Bu belirtilerin arasında, açık veya koyu kahverengi, ciltten kabarık, kısa sürede büyüyen benlerin varlığını sayabiliriz. Şekilleri düzgün değildir. Dediğimiz gibi ya sizde bulunan bir ben dönüşerek kanserleşir. Ya da vücudunuzda, yüzünüzde yeni benler çıkıp, hızlıca ve şekilleri bozuk bir şekilde büyüyebilir. Bu durumda hemen hekime başvurmanız gerekir.
Bu benler zaman zaman kanayabilir, çapları büyüyebilir. Böyle bir durum oluştuğu takdirde, o benin hemen alınması gerekir ve cerrahi olarak da çıkartılır. Bizler bu durumda sadece beni çıkarmakla yetinmeyiz, çevresindeki geniş bir alanı da çıkartırız. Tekrarlamaması için hekim takibinde olmak, kontrolleri aksatmamak önemlidir.

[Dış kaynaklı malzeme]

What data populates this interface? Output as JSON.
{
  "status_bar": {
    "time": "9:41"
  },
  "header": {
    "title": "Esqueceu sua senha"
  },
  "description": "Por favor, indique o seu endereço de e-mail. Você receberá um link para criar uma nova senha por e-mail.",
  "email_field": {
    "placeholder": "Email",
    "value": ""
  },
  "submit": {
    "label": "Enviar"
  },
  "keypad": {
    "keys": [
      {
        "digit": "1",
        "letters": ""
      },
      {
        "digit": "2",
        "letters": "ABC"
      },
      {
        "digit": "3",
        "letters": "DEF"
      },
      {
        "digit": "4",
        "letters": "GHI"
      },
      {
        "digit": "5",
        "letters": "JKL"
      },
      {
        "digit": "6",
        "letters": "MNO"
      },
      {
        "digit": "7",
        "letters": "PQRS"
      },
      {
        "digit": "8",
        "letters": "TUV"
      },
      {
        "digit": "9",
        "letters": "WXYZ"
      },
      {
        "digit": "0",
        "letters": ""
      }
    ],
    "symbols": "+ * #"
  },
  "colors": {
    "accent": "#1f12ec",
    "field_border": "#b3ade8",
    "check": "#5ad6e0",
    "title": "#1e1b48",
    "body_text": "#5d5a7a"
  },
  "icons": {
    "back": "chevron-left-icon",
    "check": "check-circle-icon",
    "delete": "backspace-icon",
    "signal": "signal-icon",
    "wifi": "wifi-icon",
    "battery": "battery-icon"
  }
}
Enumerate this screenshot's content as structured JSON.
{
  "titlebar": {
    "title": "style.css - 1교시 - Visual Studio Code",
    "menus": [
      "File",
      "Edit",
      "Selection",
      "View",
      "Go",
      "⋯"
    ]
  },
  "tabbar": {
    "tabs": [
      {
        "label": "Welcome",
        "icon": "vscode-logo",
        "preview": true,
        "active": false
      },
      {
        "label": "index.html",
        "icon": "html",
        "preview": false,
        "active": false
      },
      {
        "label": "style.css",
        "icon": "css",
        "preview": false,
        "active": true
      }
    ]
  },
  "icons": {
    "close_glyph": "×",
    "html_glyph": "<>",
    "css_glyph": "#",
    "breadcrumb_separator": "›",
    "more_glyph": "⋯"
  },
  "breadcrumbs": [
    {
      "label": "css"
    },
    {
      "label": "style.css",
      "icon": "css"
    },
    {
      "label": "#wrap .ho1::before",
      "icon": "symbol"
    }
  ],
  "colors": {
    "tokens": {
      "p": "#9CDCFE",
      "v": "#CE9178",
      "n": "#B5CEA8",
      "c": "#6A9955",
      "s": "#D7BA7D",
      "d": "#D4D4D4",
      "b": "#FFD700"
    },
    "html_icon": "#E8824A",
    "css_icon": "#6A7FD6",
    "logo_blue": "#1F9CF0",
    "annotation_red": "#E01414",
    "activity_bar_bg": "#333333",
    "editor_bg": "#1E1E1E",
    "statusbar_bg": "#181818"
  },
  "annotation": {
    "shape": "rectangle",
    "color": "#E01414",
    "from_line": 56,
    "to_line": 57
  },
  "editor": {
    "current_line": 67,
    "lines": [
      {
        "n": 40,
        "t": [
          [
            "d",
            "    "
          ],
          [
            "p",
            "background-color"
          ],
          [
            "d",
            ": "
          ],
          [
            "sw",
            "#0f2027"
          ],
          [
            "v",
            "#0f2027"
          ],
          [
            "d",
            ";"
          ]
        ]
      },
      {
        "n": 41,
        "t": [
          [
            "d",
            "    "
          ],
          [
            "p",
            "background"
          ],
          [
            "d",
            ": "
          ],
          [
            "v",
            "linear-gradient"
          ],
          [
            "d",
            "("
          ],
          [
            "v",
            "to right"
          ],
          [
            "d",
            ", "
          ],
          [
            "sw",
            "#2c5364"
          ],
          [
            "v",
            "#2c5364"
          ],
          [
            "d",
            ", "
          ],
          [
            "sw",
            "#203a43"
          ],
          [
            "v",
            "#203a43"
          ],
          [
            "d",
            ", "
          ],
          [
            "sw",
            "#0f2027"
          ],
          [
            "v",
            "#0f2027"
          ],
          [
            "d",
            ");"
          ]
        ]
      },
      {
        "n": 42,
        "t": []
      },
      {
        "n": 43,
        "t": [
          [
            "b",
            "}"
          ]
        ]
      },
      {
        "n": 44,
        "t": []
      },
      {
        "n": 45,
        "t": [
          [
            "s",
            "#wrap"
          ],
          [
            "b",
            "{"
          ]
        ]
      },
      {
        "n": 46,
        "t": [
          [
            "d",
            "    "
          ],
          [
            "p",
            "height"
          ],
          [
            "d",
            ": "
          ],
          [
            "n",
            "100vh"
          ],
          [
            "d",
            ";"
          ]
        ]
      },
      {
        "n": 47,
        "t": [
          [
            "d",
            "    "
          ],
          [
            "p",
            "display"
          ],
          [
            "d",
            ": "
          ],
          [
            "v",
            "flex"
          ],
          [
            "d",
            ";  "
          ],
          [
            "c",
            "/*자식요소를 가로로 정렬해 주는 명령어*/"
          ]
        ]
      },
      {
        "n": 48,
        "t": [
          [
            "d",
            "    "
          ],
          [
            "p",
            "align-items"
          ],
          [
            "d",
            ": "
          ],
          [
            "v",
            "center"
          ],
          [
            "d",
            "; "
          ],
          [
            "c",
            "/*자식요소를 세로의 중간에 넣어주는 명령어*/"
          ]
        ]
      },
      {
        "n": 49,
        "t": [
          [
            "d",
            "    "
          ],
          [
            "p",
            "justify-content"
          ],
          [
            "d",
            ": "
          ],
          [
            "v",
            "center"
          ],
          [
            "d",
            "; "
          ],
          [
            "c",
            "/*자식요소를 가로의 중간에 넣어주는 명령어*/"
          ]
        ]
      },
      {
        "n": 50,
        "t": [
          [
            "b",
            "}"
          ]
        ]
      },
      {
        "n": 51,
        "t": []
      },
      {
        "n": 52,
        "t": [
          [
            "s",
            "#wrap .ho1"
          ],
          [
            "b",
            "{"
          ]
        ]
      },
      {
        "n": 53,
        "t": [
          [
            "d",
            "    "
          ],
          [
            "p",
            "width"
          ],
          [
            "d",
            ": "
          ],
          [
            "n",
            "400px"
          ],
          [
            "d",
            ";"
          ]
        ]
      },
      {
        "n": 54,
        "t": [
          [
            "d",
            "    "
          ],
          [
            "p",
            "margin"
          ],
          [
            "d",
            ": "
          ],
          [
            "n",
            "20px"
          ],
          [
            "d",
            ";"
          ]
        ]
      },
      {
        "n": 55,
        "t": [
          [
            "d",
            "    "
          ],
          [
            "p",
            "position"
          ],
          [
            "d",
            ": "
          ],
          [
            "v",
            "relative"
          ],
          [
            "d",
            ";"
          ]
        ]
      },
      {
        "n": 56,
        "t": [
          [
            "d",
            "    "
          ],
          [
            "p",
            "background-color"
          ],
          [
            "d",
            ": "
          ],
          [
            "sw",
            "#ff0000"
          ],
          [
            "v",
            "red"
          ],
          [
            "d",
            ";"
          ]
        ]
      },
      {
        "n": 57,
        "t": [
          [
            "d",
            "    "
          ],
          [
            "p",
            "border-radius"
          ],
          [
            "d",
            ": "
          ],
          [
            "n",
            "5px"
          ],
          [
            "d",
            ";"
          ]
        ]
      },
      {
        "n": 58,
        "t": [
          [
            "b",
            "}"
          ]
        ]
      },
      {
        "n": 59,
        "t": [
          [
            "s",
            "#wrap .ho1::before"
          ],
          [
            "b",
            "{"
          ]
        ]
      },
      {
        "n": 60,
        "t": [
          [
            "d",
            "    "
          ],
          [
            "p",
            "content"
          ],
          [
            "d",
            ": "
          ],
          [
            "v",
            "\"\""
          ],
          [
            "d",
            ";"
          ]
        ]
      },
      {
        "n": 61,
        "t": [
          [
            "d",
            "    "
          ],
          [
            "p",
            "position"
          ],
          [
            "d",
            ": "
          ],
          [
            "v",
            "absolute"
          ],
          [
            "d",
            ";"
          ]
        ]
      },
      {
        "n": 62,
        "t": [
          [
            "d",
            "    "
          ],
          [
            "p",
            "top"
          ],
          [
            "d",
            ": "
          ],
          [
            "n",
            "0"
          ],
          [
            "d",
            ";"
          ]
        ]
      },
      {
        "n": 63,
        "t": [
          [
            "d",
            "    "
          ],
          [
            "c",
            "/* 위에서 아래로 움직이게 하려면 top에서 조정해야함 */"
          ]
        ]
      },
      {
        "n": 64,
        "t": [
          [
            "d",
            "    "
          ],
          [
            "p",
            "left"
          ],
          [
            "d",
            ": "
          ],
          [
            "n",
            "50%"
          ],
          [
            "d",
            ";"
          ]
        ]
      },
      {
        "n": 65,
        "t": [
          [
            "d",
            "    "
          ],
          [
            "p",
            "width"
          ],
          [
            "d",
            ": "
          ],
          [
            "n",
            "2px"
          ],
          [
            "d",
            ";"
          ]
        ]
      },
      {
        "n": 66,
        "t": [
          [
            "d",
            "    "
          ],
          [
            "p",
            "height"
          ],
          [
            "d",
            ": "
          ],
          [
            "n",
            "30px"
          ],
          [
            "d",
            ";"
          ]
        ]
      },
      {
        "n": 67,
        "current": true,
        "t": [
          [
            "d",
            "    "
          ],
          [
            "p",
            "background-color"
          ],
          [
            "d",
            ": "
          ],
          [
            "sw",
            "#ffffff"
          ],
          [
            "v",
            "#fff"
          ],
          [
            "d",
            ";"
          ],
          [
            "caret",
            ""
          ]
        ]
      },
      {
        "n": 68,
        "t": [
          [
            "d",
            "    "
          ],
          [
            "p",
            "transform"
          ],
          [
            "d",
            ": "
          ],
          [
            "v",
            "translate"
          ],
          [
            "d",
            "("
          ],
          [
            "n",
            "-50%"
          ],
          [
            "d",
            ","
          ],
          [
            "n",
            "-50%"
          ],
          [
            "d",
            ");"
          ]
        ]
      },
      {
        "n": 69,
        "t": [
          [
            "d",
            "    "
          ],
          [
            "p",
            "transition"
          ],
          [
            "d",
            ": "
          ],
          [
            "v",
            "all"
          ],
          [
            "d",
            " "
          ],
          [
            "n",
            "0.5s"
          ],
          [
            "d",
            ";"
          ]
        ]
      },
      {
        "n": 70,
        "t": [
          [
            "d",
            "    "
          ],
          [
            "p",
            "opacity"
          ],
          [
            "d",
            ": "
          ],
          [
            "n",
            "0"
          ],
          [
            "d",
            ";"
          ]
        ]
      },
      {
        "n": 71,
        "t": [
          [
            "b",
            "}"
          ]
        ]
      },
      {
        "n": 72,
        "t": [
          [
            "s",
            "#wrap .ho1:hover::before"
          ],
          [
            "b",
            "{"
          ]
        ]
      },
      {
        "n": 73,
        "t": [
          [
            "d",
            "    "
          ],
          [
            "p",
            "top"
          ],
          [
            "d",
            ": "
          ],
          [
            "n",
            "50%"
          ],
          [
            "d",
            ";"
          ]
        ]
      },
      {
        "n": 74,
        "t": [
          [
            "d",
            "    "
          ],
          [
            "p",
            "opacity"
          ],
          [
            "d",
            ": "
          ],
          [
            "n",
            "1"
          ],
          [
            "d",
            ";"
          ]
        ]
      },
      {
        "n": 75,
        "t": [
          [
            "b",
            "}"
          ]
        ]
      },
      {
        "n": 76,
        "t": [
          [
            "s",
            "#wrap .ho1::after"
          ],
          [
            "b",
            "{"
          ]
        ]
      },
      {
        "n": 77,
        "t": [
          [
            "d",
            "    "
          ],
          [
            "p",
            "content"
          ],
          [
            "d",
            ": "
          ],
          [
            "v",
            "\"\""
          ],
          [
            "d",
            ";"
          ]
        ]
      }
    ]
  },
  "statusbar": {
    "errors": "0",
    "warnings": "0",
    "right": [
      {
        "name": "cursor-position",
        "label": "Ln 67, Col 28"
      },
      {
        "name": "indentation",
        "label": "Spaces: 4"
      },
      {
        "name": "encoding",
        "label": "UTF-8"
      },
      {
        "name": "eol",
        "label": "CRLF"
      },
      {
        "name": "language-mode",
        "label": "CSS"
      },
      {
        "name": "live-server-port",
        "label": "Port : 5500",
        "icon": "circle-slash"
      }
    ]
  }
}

BRONZLAŞMAYI TAKINTI HALİNE GETİRMEYİN!
Bazı kişiler tatile gitmeyi bronzlaşmak olarak algılıyor. Bazı ünlü kişilerin plajda saatlerce yattığını gösteren magazin haberleri yardımıyla da, bunun iyi bir şey olduğu izlenimi yaratılabiliyor. Bir defa şunu söylemekte fayda var. Güneşin zararlı etkileri bu kadar ayrıntılı bir şekilde bilindikten ve kanserdeki artış bilimsel araştırmalarla ortaya çıkarıldıktan sonra; hâlâ ısrarla bronzlaşacağım demenin size bir faydası yok. Genç yaşta cildinizde kırışıklıklar, bozukluklar, kanserler oluşmasını istemiyorsanız günde sadece 15 dakika ihtiyacınız olan D vitaminini alacak kadar güneşlenin. Sonrasında güneşten kaçın, uzak durun. Varsın teniniz açık renkli olsun. 20-30’lu yaşlarda 40-50’lerinde görünmek, kırışıklıklarla dolmak, en önemlisi de kanser olmak daha mı iyi? Siz siz olun bronzlaşmayı takıntı haline getirmeyin.